İngiltere’deki operasyon tamamlandıktan sonra Rotschild Ailesi yönünü Amerika’ya zamanın en buyuk petrol yataklarına döndü. 1817 yılında Amerika Kongresi ülkenin özel sektör tarafından kontrol edilen merkez bankası Second Bank of the United States’in kuruluşuna izin verdi. 4 bine yakın yatırımcı bankanın yüzde 80’ini elinde bulundururken, sadece yüzde 20’si Amerikan Federal Hükümete aitti. Amerika’nın önde gelen zenginlerinin kontrol ettiği bankanın bin kadar yatırımcısı Avupalı’ydı. Banka 1836’ya kadar faaliyet gösterebildi. 1865 yılında Amerikan İç Savaşını sona erdiren Abraham Lincoln “savaş giderleri gerekçesiyle” bankerlerin elinden dolar basma hakkını Devlete geri aldı. Amerikan Devleti, Başkan Lincoln döneminde ilk defa dolar basabildi. Fakat uzun sürmedi. Abraham Lincoln suikasta kurban gitti.

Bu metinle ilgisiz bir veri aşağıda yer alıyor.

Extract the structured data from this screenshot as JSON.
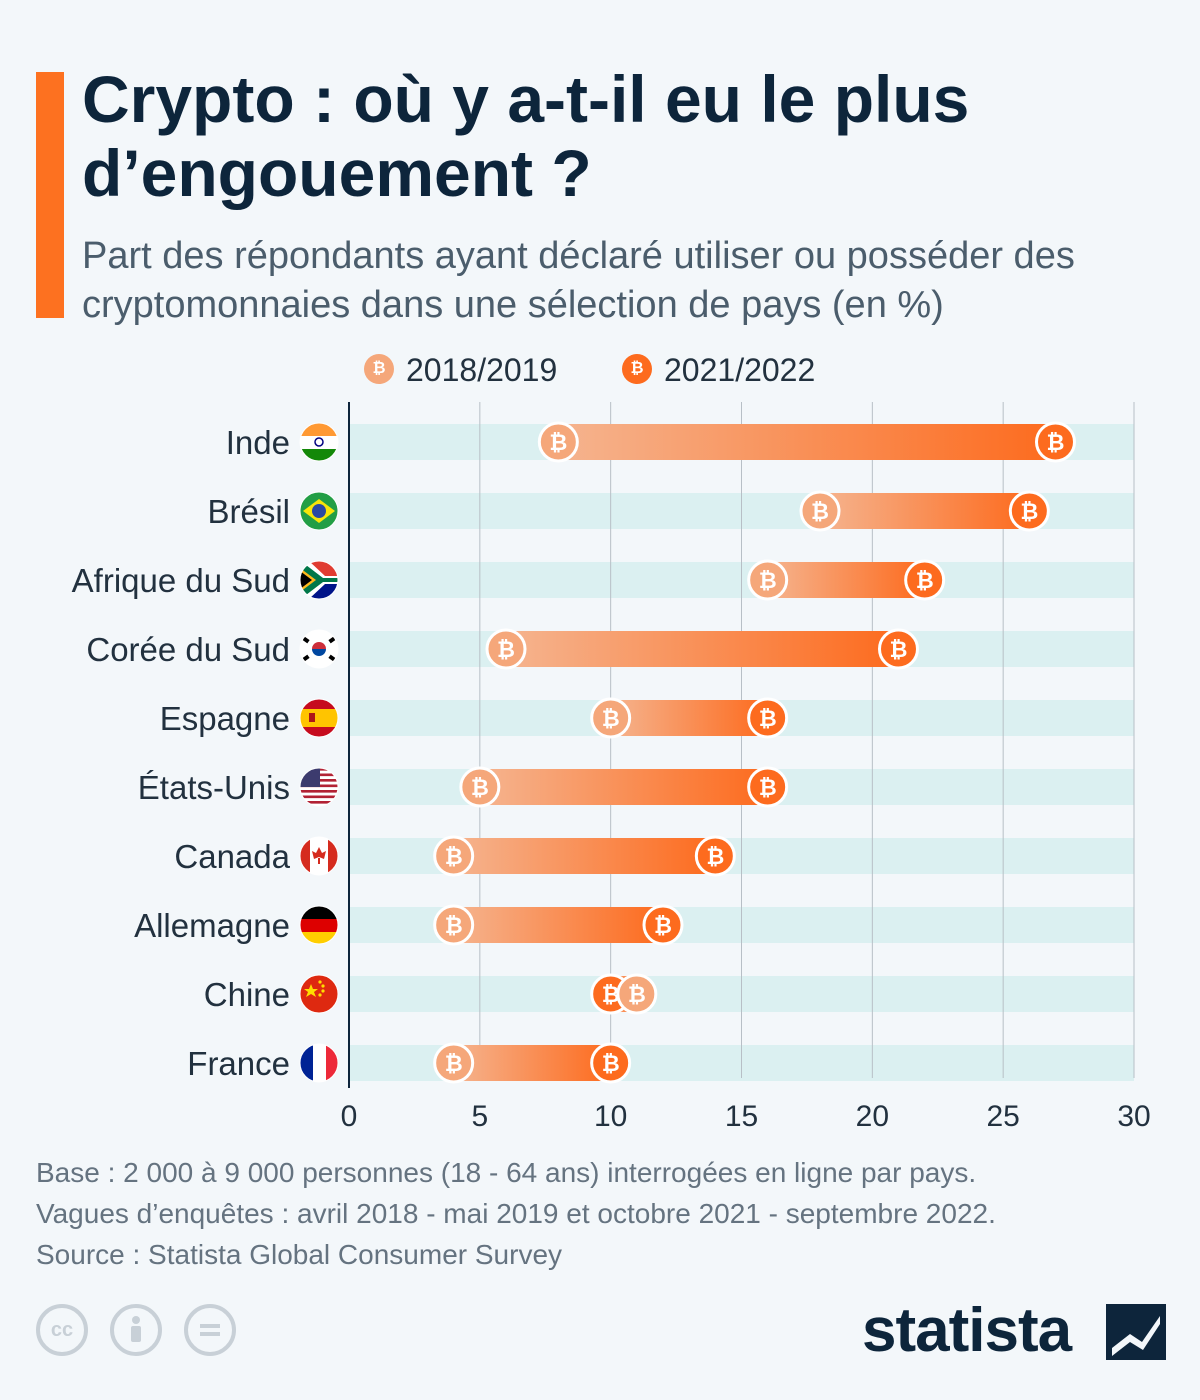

Demem o ki Trump’a boşuna yükleniliyor Amerıkan ekonomistlerin bildiğini bizde biliyoruz. Trump’ın şahsi becerisi değil İngiltere de Kraliçenin çocukları olan Trump’ın en büyük düşmanları FED ortağı bankerlerin becerisidir.
Türkiye’ye karşı yapılan dolar operasyonu da bu bankerlerin işi. Piyasa kapalı olmasına rağmen Londra’da bazı bankalar üzerinden döviz işlemleri yaptırıldı ve Türk lirası değersizleştirilerek mevcut iktidarın ekonomi politikasını çökertme işlemi “Asya masyada piyasa açıldı, dolar fırladı” şeklinde yalan haberler servis edilerek gerçekleştirildi. Söz konusu bankalardan biri FED ortağı ABD merkezli Morgan Stanley. Buna göre Morgan Stanley kapalı olan Londra borsasını kullanarak operasyon yaptı. Dolar kurunun artışı Asya merkez olarak gösterildi. İddiaya göre Londra’da banka, fon ve forex yöneticileri piyasa kapalı olmasına rağmen bilgisayarlarını açıp işlem yaptılar. Morgan Stanley’nin Londra’daki yöneticileri bu geceki Türkiye’ye karşı gerçekleştirilen döviz operasyondaki en çok talebi yapan kişiler. Olmayan Türk liralarıyla borçlanıp dolar aldıkları tespit edilen şebekenin Türkiye ayağı kim acaba Merkez bankası Masak BDDK NERDESINIZ MUDAHALE EDİNİZ.